The Week That Was: IT and Media news week 46
Political online advertising is often controversial. Google has now announced that it will stop serving political advertising in the EU before EU’s new rules on political ads enter into force in October next year. Additionally, paid political promotions, where they qualify as political ads, will no longer be permitted on YouTube in the EU. Under the new rules, political ads must be clearly labelled as such and must indicate who paid for them, how much, to which elections or referendum they are linked.
The introduction of GenAI tools ChatGPT and image-generating led to nearly immediate decreases in jobs for online gig workers across job types, but particularly for automation-prone jobs. After the introduction of ChatGPT, there was a 21% decrease in the weekly number of posts in automation-prone jobs compared to manual-intensive jobs. Writing jobs were affected the most (30.37% decrease), followed by software, app, and web development (20.62%) and engineering (10.42%).
President-elect Donald Trump is known to dislike the media. He has called journalists “enemy of the people” and in his victory speech he talked about the media as “the enemy camp”. Media freedom organisations have now in statements shown they are worried about what will happen in a couple of months when Trump is in the oval office. “His election to a second term in office marks a dangerous moment for American journalism and global press freedom”, says Reporters without borders.
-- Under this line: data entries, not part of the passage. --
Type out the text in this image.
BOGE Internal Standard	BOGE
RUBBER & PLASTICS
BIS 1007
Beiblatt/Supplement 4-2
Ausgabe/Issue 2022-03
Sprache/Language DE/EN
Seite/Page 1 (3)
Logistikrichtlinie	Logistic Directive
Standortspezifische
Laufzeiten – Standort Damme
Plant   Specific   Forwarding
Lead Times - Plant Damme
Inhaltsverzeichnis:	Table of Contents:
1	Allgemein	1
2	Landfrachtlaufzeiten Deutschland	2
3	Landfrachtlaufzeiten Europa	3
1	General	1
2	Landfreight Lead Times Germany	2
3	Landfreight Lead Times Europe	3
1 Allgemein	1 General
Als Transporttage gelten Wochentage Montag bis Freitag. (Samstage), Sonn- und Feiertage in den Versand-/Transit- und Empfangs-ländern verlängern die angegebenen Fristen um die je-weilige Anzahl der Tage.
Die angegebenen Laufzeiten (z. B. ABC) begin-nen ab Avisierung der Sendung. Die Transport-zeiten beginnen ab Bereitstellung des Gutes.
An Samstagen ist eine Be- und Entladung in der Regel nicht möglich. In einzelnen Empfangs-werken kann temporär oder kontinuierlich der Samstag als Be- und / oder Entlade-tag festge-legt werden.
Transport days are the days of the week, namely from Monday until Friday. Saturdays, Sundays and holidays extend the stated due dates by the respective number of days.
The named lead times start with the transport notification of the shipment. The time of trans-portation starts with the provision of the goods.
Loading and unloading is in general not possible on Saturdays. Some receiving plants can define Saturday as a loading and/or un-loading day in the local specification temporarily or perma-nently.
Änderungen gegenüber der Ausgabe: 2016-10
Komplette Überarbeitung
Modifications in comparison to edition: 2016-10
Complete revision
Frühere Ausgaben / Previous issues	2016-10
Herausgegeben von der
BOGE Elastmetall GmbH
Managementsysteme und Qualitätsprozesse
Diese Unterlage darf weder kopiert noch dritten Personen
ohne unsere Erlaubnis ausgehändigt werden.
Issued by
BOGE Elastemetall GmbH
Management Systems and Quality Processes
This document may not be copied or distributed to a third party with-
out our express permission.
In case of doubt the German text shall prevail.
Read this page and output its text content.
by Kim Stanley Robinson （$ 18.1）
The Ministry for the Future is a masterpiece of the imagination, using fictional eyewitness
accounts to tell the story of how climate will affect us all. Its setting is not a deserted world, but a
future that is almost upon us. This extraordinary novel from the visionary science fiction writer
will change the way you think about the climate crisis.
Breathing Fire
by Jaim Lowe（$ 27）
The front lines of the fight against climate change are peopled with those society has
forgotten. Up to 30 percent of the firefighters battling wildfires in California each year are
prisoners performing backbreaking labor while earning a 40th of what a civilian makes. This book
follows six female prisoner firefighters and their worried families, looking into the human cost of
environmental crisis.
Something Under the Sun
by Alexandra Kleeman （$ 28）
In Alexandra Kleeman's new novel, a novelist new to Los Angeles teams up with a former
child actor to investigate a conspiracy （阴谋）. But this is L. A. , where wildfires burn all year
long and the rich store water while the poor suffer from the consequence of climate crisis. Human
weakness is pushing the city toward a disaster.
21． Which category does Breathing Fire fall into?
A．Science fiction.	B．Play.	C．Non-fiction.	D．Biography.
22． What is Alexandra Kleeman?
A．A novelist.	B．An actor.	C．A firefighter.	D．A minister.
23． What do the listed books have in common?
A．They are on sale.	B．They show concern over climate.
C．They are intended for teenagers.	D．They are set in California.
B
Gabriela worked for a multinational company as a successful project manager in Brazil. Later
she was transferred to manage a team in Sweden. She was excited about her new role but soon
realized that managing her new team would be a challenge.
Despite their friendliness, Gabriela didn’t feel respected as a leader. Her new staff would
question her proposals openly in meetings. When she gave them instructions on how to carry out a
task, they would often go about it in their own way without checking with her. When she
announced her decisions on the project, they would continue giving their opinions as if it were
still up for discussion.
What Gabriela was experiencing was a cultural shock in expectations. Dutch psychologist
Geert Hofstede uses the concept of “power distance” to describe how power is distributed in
AI and generative AI consume more and more electricity and by 2027, 40% of existing AI data centres will be operationally constrained by lack of power. Data centres electricity consumption will increase 160% over the next two years, a forecast from market research firm Gartner claims. Big tech companies like Google, Microsoft and Amazon have recently announced that they are investing in nuclear power to get access to carbon-free electricity to meet the surging demand of electricity for data centres.
YouTube and Facebook are the most-widely used online platforms, according to a US fact sheet by Pew Research Center. On Facebook, the majority are women, 78% versus 61% men, while the gender balance on YouTube is a bit better but with a majority for men, 87% versus 83% for women.
“Women in the EU still continue to earn less than men, with the average gender pay gap in the EU standing at about 13%, for the third year in a row. This means that for every €1 a man earns, a woman makes €0.87”, the EU Commission says in a statement on the annual European Equal Pay Day on November 15.